After school most afternoons Robinson worked as a delivery boy at the old Sunlight Market off Duke Street, but was prone to crossing the street to hang around the big coal trucks at Fannon Heating and Oil. In 1956, T.J. Fannon hired Robinson. He never left.
That is, other than a short stint in the Air Force Reserves with the 113th Maintenance Squadron at Bolling Air Force Base, and brief time off to marry his high school sweetheart back in 1957, Marie Robinson. He is currently married to Judy Ann Robinson.
“My first job here was bagging coal,” Robinson recalled. He went on to learn a whole lot more, such as how to pull apart and fully repair old oil burners, heat pumps, air conditioning units and condensing gas furnaces.

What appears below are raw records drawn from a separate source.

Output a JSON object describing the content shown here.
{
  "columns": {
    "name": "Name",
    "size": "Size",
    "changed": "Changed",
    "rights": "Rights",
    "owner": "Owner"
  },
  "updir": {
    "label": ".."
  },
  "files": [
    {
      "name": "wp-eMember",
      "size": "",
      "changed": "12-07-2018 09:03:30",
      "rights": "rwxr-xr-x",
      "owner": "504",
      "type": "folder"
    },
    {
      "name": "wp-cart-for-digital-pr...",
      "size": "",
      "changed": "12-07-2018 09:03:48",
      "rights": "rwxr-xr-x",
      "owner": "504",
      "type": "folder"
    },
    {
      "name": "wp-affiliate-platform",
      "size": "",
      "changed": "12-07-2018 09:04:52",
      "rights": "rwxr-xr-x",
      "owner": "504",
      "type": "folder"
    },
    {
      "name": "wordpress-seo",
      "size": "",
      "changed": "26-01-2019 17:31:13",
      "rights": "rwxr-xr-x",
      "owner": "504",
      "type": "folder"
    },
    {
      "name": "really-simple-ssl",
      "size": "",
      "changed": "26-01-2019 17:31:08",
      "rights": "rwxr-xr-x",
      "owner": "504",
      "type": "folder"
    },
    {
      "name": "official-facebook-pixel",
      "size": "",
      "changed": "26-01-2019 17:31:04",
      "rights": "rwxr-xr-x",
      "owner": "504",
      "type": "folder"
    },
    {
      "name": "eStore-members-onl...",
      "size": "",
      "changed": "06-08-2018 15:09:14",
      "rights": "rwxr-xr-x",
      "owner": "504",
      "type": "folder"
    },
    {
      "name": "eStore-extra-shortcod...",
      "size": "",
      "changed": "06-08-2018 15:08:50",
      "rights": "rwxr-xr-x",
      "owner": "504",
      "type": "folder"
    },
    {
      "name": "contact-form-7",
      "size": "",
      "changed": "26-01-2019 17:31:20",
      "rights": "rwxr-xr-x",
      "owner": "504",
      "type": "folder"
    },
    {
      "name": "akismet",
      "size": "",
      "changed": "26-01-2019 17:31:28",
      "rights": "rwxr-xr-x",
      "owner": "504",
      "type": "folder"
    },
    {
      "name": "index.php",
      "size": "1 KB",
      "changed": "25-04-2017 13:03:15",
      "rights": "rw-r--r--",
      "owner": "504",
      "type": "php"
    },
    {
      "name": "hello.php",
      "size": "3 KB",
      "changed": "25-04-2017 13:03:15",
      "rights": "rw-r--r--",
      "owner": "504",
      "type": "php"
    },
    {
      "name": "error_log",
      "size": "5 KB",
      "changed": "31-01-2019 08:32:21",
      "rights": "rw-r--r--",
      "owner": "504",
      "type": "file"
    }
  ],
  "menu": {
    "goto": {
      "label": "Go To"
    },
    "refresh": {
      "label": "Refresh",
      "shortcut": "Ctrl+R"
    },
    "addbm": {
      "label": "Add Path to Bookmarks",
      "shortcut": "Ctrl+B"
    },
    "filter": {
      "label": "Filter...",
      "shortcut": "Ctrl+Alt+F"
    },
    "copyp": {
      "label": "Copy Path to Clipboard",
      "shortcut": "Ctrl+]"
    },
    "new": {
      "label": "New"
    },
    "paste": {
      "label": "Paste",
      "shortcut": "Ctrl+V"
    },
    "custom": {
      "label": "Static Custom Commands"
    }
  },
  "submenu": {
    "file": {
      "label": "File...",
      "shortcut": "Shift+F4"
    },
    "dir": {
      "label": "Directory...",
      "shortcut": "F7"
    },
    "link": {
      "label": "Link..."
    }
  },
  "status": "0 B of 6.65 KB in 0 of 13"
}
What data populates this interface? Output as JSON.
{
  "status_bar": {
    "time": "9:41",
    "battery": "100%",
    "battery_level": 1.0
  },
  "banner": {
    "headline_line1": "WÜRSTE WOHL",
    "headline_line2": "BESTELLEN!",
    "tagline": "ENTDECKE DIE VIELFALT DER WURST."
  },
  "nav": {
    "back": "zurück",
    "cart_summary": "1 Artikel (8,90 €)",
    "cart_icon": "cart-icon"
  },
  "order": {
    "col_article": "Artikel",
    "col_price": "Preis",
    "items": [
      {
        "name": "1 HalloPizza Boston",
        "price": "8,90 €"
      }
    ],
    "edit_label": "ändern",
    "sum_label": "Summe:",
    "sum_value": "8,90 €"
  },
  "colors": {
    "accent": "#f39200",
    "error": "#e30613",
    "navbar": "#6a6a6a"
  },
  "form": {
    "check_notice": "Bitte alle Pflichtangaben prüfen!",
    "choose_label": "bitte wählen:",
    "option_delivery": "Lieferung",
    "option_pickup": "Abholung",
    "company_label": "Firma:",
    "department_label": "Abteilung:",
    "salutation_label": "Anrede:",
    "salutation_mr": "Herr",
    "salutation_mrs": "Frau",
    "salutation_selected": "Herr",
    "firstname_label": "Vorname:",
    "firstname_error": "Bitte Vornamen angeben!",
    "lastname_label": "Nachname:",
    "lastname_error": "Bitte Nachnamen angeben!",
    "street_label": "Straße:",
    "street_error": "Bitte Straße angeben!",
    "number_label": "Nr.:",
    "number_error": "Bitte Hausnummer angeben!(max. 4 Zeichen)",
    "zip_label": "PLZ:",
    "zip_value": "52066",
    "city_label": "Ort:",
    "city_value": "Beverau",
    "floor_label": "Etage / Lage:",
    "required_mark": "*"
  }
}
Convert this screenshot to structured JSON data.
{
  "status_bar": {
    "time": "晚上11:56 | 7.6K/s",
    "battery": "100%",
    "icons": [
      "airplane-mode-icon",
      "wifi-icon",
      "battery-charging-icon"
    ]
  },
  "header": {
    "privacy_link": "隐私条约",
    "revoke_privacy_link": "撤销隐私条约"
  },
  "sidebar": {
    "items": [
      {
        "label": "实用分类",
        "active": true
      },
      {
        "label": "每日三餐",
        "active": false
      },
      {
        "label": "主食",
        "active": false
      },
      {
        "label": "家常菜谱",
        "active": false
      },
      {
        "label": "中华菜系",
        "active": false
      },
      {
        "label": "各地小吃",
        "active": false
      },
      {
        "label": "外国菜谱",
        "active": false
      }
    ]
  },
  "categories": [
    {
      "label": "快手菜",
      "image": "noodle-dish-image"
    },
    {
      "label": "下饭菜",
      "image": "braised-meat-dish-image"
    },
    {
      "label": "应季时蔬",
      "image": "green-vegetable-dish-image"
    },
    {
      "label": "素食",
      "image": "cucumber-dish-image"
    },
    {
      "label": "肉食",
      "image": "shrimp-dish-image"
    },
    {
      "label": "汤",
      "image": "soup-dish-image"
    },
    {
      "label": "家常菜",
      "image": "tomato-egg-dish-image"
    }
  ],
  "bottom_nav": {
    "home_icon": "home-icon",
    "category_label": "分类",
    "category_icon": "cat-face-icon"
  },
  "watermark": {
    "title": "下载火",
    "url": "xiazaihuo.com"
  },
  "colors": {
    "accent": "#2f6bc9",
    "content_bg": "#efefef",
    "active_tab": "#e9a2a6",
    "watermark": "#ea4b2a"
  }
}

“Back then Alexandria was a regular small town and Fannon was the biggest concern here,” he said. “There were only two ways to heat your house, coal or wood.”
The locomotives would pull into the old silos at Duke and S. Henry Street, pulling tons of coal behind them.
Robinson drove a delivery truck to Alexandria households, which was hot and dirty work. The coal silos came down in 1989.
Later, Robinson drove a 1000-gallon fuel trucks to homes, running nighttime deliveries in the snow, sleet and pounding rain. “Back then there weren’t any blacks driving fuel trucks,” Robinson said. He was proud of his work, and was promoted through the ranks from Mechanic’s Helper to Mechanic to Technician.
Robinson is proud of the fact that over five decades of driving and millions of miles criss-crossing Northern Virginia with coal and oil deliveries, he’s had only two minor fender-benders
“The employees are like our kids; weve always felt a strong duty to take care of them,” said Tom Fannon, Jr., “and Sonny’s been one of our best.”
Back in the 1950s, Alexandria was like a small southern town for the working class, with an average household income of $6,200. The hourly wage was $1.45, and a nice new home could be had for between $10,000 and $50,000. The population stood at 37,000.
In 1952, one of the elder Fannons loaned Sonny $12,000 to buy a two-story framed house on Braddock Road on an acre and a quarter. He’s lived in the same house for 45 years, raising five children. He’s attended the same church, Clark’s Baptist, also for 50 years. “I have simple needs and a routine I don’t like to change,” said Robinson, who drives an old Dodge truck with 100,000 miles on it.
Every day at noon, Robinson would drop by the Dixie Pig in Old Town for a 20-cent hot dog or a pulled pork sandwich, then be on his way for coal drops in Mount Vernon, Annandale or Fairfax. He would make calls to the Mount Vernon home of Sonny Jurgenson, or to the McLean estate of Robert F. Kennedy. “My customers have always been happy to see me,” Robinson said.